News Wrap

IN THIS morning’s News Wrap: Wesfarmers committed to coal; costly wind, solar batteries good for Australian coal, says IEA; and Initial fines of $93M levied v BHP-Vale for Brazil mining disaster.

Lou Caruana

Wesfarmers committed to coal

Wesfarmers managing director Richard Goyder said the Perth-based conglomerate's resources business would be “difficult for the foreseeable future” but it remained committed to its coal assets, according to the Australian Financial Review.

Speaking after the company's annual meeting in Perth, Goyder stressed Australian coal should be viewed as helping combat climate change in a world where emerging Asian economies continued to grow.

Costly wind, solar batteries good for Australian coal, says IEA

The International Energy Agency says storage batteries used to back up wind and solar power are too costly to undermine Asia's booming demand for coal, according to the Australian Financial Review.

The agency defended its resilient global coal demand projections against criticism that they exaggerate demand growth, especially from India and south-east Asia, for Australian coal.

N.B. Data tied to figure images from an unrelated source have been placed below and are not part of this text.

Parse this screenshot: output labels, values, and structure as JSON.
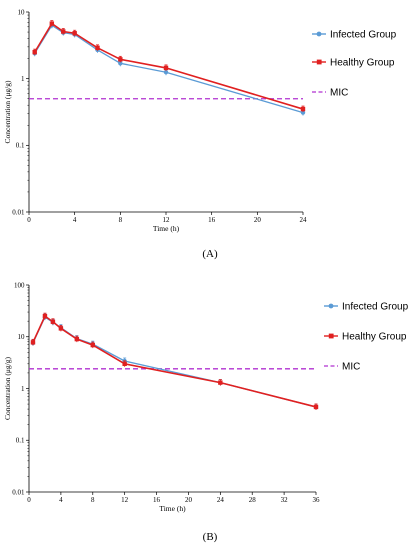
{
  "chart_data": [
    {
      "type": "line",
      "panel_label": "(A)",
      "title": "",
      "xlabel": "Time (h)",
      "ylabel": "Concentration (μg/g)",
      "yscale": "log",
      "xlim": [
        0,
        24
      ],
      "ylim": [
        0.01,
        10
      ],
      "x_ticks": [
        "0",
        "4",
        "8",
        "12",
        "16",
        "20",
        "24"
      ],
      "y_ticks": [
        "0.01",
        "0.1",
        "1",
        "10"
      ],
      "legend_position": "right",
      "series": [
        {
          "name": "Infected Group",
          "color": "#5b9bd5",
          "marker": "circle",
          "x": [
            0.5,
            2,
            3,
            4,
            6,
            8,
            12,
            24
          ],
          "y": [
            2.4,
            6.3,
            4.9,
            4.6,
            2.7,
            1.7,
            1.25,
            0.31
          ]
        },
        {
          "name": "Healthy Group",
          "color": "#e02020",
          "marker": "square",
          "x": [
            0.5,
            2,
            3,
            4,
            6,
            8,
            12,
            24
          ],
          "y": [
            2.5,
            6.7,
            5.1,
            4.8,
            2.9,
            1.95,
            1.45,
            0.35
          ]
        }
      ],
      "reference_line": {
        "name": "MIC",
        "y": 0.5,
        "color": "#b030d0"
      }
    },
    {
      "type": "line",
      "panel_label": "(B)",
      "title": "",
      "xlabel": "Time (h)",
      "ylabel": "Concentration (μg/g)",
      "yscale": "log",
      "xlim": [
        0,
        36
      ],
      "ylim": [
        0.01,
        100
      ],
      "x_ticks": [
        "0",
        "4",
        "8",
        "12",
        "16",
        "20",
        "24",
        "28",
        "32",
        "36"
      ],
      "y_ticks": [
        "0.01",
        "0.1",
        "1",
        "10",
        "100"
      ],
      "legend_position": "right",
      "series": [
        {
          "name": "Infected Group",
          "color": "#5b9bd5",
          "marker": "circle",
          "x": [
            0.5,
            2,
            3,
            4,
            6,
            8,
            12,
            24,
            36
          ],
          "y": [
            7.6,
            24,
            19,
            15,
            9.2,
            7.2,
            3.4,
            1.3,
            0.44
          ]
        },
        {
          "name": "Healthy Group",
          "color": "#e02020",
          "marker": "square",
          "x": [
            0.5,
            2,
            3,
            4,
            6,
            8,
            12,
            24,
            36
          ],
          "y": [
            7.8,
            25,
            19.5,
            14.5,
            9.0,
            6.9,
            3.0,
            1.3,
            0.44
          ]
        }
      ],
      "reference_line": {
        "name": "MIC",
        "y": 2.4,
        "color": "#b030d0"
      }
    }
  ]
}
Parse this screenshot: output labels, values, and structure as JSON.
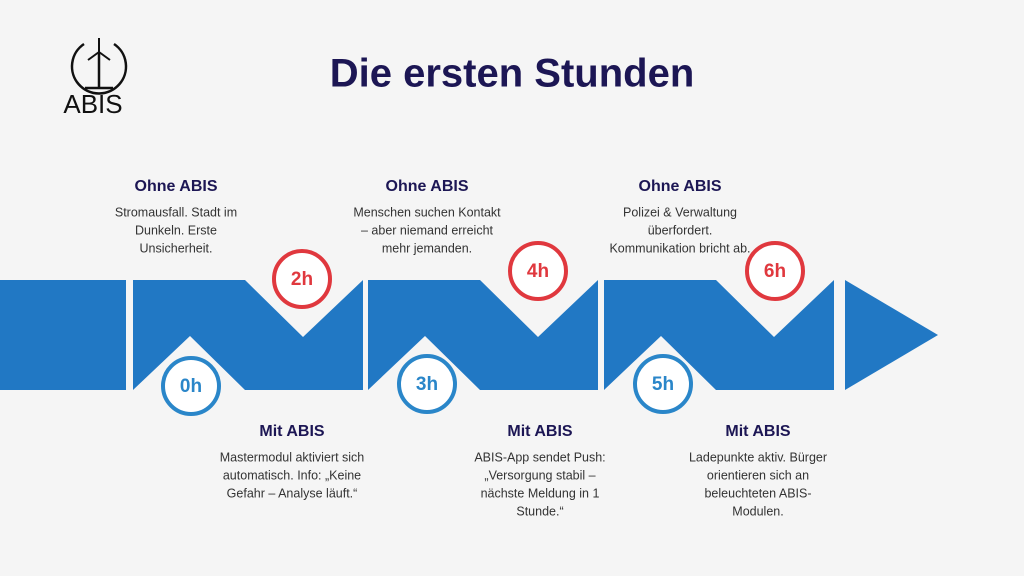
{
  "logo": {
    "text": "ABIS"
  },
  "title": "Die ersten Stunden",
  "milestones": [
    "0h",
    "2h",
    "3h",
    "4h",
    "5h",
    "6h"
  ],
  "without": [
    {
      "heading": "Ohne ABIS",
      "lines": [
        "Stromausfall. Stadt im",
        "Dunkeln. Erste",
        "Unsicherheit."
      ]
    },
    {
      "heading": "Ohne ABIS",
      "lines": [
        "Menschen suchen Kontakt",
        "– aber niemand erreicht",
        "mehr jemanden."
      ]
    },
    {
      "heading": "Ohne ABIS",
      "lines": [
        "Polizei & Verwaltung",
        "überfordert.",
        "Kommunikation bricht ab."
      ]
    }
  ],
  "with": [
    {
      "heading": "Mit ABIS",
      "lines": [
        "Mastermodul aktiviert sich",
        "automatisch. Info: „Keine",
        "Gefahr – Analyse läuft.“"
      ]
    },
    {
      "heading": "Mit ABIS",
      "lines": [
        "ABIS-App sendet Push:",
        "„Versorgung stabil –",
        "nächste Meldung in 1",
        "Stunde.“"
      ]
    },
    {
      "heading": "Mit ABIS",
      "lines": [
        "Ladepunkte aktiv. Bürger",
        "orientieren sich an",
        "beleuchteten ABIS-",
        "Modulen."
      ]
    }
  ]
}
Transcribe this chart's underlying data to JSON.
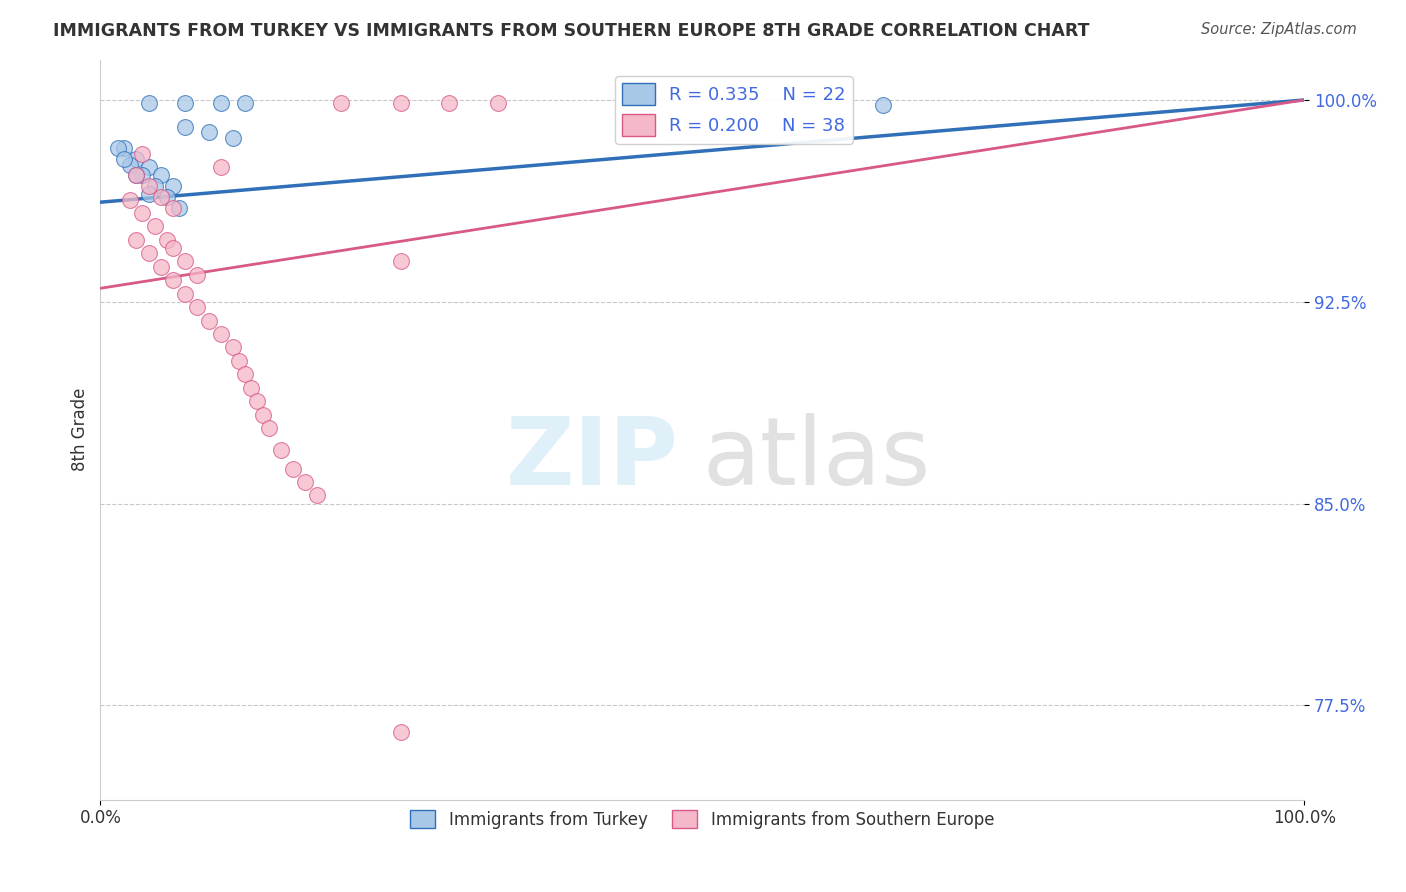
{
  "title": "IMMIGRANTS FROM TURKEY VS IMMIGRANTS FROM SOUTHERN EUROPE 8TH GRADE CORRELATION CHART",
  "source_text": "Source: ZipAtlas.com",
  "ylabel": "8th Grade",
  "xlim": [
    0,
    1.0
  ],
  "ylim": [
    0.74,
    1.015
  ],
  "yticks": [
    0.775,
    0.85,
    0.925,
    1.0
  ],
  "ytick_labels": [
    "77.5%",
    "85.0%",
    "92.5%",
    "100.0%"
  ],
  "xticks": [
    0.0,
    1.0
  ],
  "xtick_labels": [
    "0.0%",
    "100.0%"
  ],
  "legend_R_turkey": "R = 0.335",
  "legend_N_turkey": "N = 22",
  "legend_R_southern": "R = 0.200",
  "legend_N_southern": "N = 38",
  "turkey_color": "#a8c8e8",
  "southern_color": "#f4b8c8",
  "turkey_line_color": "#3070b8",
  "southern_line_color": "#d85888",
  "background_color": "#ffffff",
  "grid_color": "#bbbbbb",
  "turkey_line_x0": 0.0,
  "turkey_line_y0": 0.962,
  "turkey_line_x1": 1.0,
  "turkey_line_y1": 1.0,
  "southern_line_x0": 0.0,
  "southern_line_y0": 0.93,
  "southern_line_x1": 1.0,
  "southern_line_y1": 1.0,
  "turkey_scatter_x": [
    0.04,
    0.07,
    0.1,
    0.12,
    0.07,
    0.09,
    0.11,
    0.02,
    0.03,
    0.04,
    0.05,
    0.06,
    0.025,
    0.035,
    0.045,
    0.055,
    0.065,
    0.015,
    0.02,
    0.03,
    0.04,
    0.65
  ],
  "turkey_scatter_y": [
    0.999,
    0.999,
    0.999,
    0.999,
    0.99,
    0.988,
    0.986,
    0.982,
    0.978,
    0.975,
    0.972,
    0.968,
    0.976,
    0.972,
    0.968,
    0.964,
    0.96,
    0.982,
    0.978,
    0.972,
    0.965,
    0.998
  ],
  "southern_scatter_x": [
    0.2,
    0.25,
    0.29,
    0.33,
    0.035,
    0.1,
    0.03,
    0.04,
    0.05,
    0.06,
    0.025,
    0.035,
    0.045,
    0.055,
    0.03,
    0.04,
    0.05,
    0.06,
    0.07,
    0.08,
    0.09,
    0.1,
    0.11,
    0.115,
    0.12,
    0.125,
    0.13,
    0.135,
    0.14,
    0.15,
    0.16,
    0.17,
    0.18,
    0.06,
    0.07,
    0.08,
    0.25,
    0.25
  ],
  "southern_scatter_y": [
    0.999,
    0.999,
    0.999,
    0.999,
    0.98,
    0.975,
    0.972,
    0.968,
    0.964,
    0.96,
    0.963,
    0.958,
    0.953,
    0.948,
    0.948,
    0.943,
    0.938,
    0.933,
    0.928,
    0.923,
    0.918,
    0.913,
    0.908,
    0.903,
    0.898,
    0.893,
    0.888,
    0.883,
    0.878,
    0.87,
    0.863,
    0.858,
    0.853,
    0.945,
    0.94,
    0.935,
    0.94,
    0.765
  ]
}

Initial fines of $93M levied v BHP-Vale for Brazil mining disaster

President Dilma Rousseff on Thursday announced preliminary fines worth 250 million reais ($93.2 million) against a mine in southeastern Brazil where two dams burst, killing at least seven people and coating a two-state area with mud and mine waste, according to the Australian Financial Review.

The fines, announced after Rousseff flew over the affected area, come as federal prosecutors announced plans to work with state prosecutors to investigate possible crimes that could have contributed to the disaster at the mine, jointly owned by multinational mining companies BHP Billiton and Vale.